From 1881 to 1889, inclusive, the property was assessed to Dinsmore, and all the taxes were paid by him. Since that time it has been assessed to plaintiff, who has paid the taxes, but it was never assessed to him prior to that time.
The timber has never been separately assessed, nor did Mary Lindley or her testator ever pay any taxes thereon.
From April, 1881, to the time he conveyed to the plaintiff, Dinsmore was in possession. All the deeds herein mentioned were recorded.
The record does not disclose that Gates and wife, who conveyed to Hamilton, ever had any title; and, as the taxes for which the land was sold to Dinsmore were assessed to Hamilton, who did not acquire any title by the conveyance, and who does not appear to have been in possession, the court below concluded that plaintiff was not divested of his title by the tax sale, and, being a minor, that Dinsmore, the purchaser at tax sale, did not acquire title by adverse possession. (Code Civ. Proc., sec. 328.)
It is certainly not clear from the findings that the tax title was valid, nor do we think it necessary to decide that it was void; for, if the plaintiff by the purchase of the tax title acquired a title to the timber reserved by his grantor, the burden is upon him to show that his title to the timber is good; in other words, that the tax title is valid.
But even that is not sufficient. The plaintiff was the owner of the land, and it was his duty to pay the taxes. "He could not, by neglecting to pay them and permitting the land to be sold in consequence of such neglect, add to or strengthen his title by purchasing at the tax sale himself, or by subsequently buying the tax title from a stranger who purchased at the tax sale. Otherwise he would be allowed to gain an advantage from his own fraud or negligence in failing to pay the taxes. This the law does not permit, either directly or indirectly." (Moss v. Shear , 25 Cal. 45; 85 Am. Dec. 94; Christy v. Fisher , 58 Cal. 258; Barnard v. Wilson , 74 Cal. 518.) Plaintiff did not, therefore, acquire a new title to the land by the purchase from Dinsmore. "His purchase is deemed one mode of paying the taxes." (Christy v. Fisher , 58 Cal. 258.) Plaintiff's title is therefore the same as though he had each year paid the taxes, and he holds the same under his deed in which the timber was reserved.
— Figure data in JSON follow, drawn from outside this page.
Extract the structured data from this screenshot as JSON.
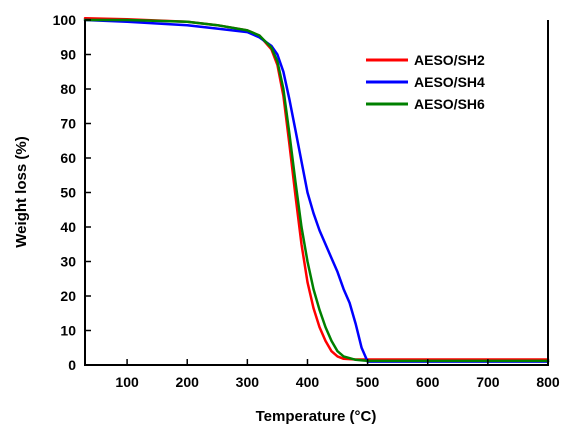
{
  "chart_data": {
    "type": "line",
    "xlabel": "Temperature (°C)",
    "ylabel": "Weight loss (%)",
    "xlim": [
      30,
      800
    ],
    "ylim": [
      0,
      100
    ],
    "xticks": [
      100,
      200,
      300,
      400,
      500,
      600,
      700,
      800
    ],
    "yticks": [
      0,
      10,
      20,
      30,
      40,
      50,
      60,
      70,
      80,
      90,
      100
    ],
    "legend_position": "top-right",
    "series": [
      {
        "name": "AESO/SH2",
        "color": "#ff0000",
        "points": [
          [
            30,
            100.5
          ],
          [
            100,
            100.2
          ],
          [
            200,
            99.5
          ],
          [
            250,
            98.5
          ],
          [
            300,
            97.0
          ],
          [
            320,
            95.5
          ],
          [
            340,
            91.5
          ],
          [
            350,
            87.0
          ],
          [
            360,
            78.0
          ],
          [
            370,
            64.0
          ],
          [
            380,
            49.0
          ],
          [
            390,
            35.0
          ],
          [
            400,
            24.0
          ],
          [
            410,
            16.5
          ],
          [
            420,
            11.0
          ],
          [
            430,
            7.0
          ],
          [
            440,
            4.0
          ],
          [
            450,
            2.5
          ],
          [
            460,
            1.8
          ],
          [
            480,
            1.6
          ],
          [
            500,
            1.6
          ],
          [
            600,
            1.6
          ],
          [
            700,
            1.6
          ],
          [
            800,
            1.6
          ]
        ]
      },
      {
        "name": "AESO/SH4",
        "color": "#0000ff",
        "points": [
          [
            30,
            100.0
          ],
          [
            100,
            99.5
          ],
          [
            200,
            98.5
          ],
          [
            250,
            97.5
          ],
          [
            300,
            96.5
          ],
          [
            320,
            95.0
          ],
          [
            340,
            92.5
          ],
          [
            350,
            90.0
          ],
          [
            360,
            85.0
          ],
          [
            370,
            77.0
          ],
          [
            380,
            68.0
          ],
          [
            390,
            59.0
          ],
          [
            400,
            50.0
          ],
          [
            410,
            44.0
          ],
          [
            420,
            39.0
          ],
          [
            430,
            35.0
          ],
          [
            440,
            31.0
          ],
          [
            450,
            27.0
          ],
          [
            460,
            22.0
          ],
          [
            470,
            18.0
          ],
          [
            480,
            12.0
          ],
          [
            490,
            5.0
          ],
          [
            500,
            1.0
          ],
          [
            600,
            1.0
          ],
          [
            700,
            1.0
          ],
          [
            800,
            1.0
          ]
        ]
      },
      {
        "name": "AESO/SH6",
        "color": "#008000",
        "points": [
          [
            30,
            100.0
          ],
          [
            100,
            100.0
          ],
          [
            200,
            99.5
          ],
          [
            250,
            98.5
          ],
          [
            300,
            97.0
          ],
          [
            320,
            95.5
          ],
          [
            340,
            92.0
          ],
          [
            350,
            88.0
          ],
          [
            360,
            80.0
          ],
          [
            370,
            67.0
          ],
          [
            380,
            53.0
          ],
          [
            390,
            40.0
          ],
          [
            400,
            30.0
          ],
          [
            410,
            22.0
          ],
          [
            420,
            16.0
          ],
          [
            430,
            11.0
          ],
          [
            440,
            7.0
          ],
          [
            450,
            4.0
          ],
          [
            460,
            2.5
          ],
          [
            480,
            1.5
          ],
          [
            500,
            1.2
          ],
          [
            600,
            1.2
          ],
          [
            700,
            1.2
          ],
          [
            800,
            1.2
          ]
        ]
      }
    ]
  }
}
If it be said that the timber did not belong to the plaintiff, and that he was under no duty or obligation to pay the taxes thereon, it may be replied that he could not permit it to be taxed as part of his property, and then permit his land upon which it grew to be sold for the entire tax, and thus get title to it; for, unless he got a new title to the land, the reservation of the timber in his deed was in full force, and he is in the same position as though he had paid the taxes each year.
The judgment was right, and should be affirmed.
For the reasons given in the foregoing opinion, the judgment appealed from is affirmed.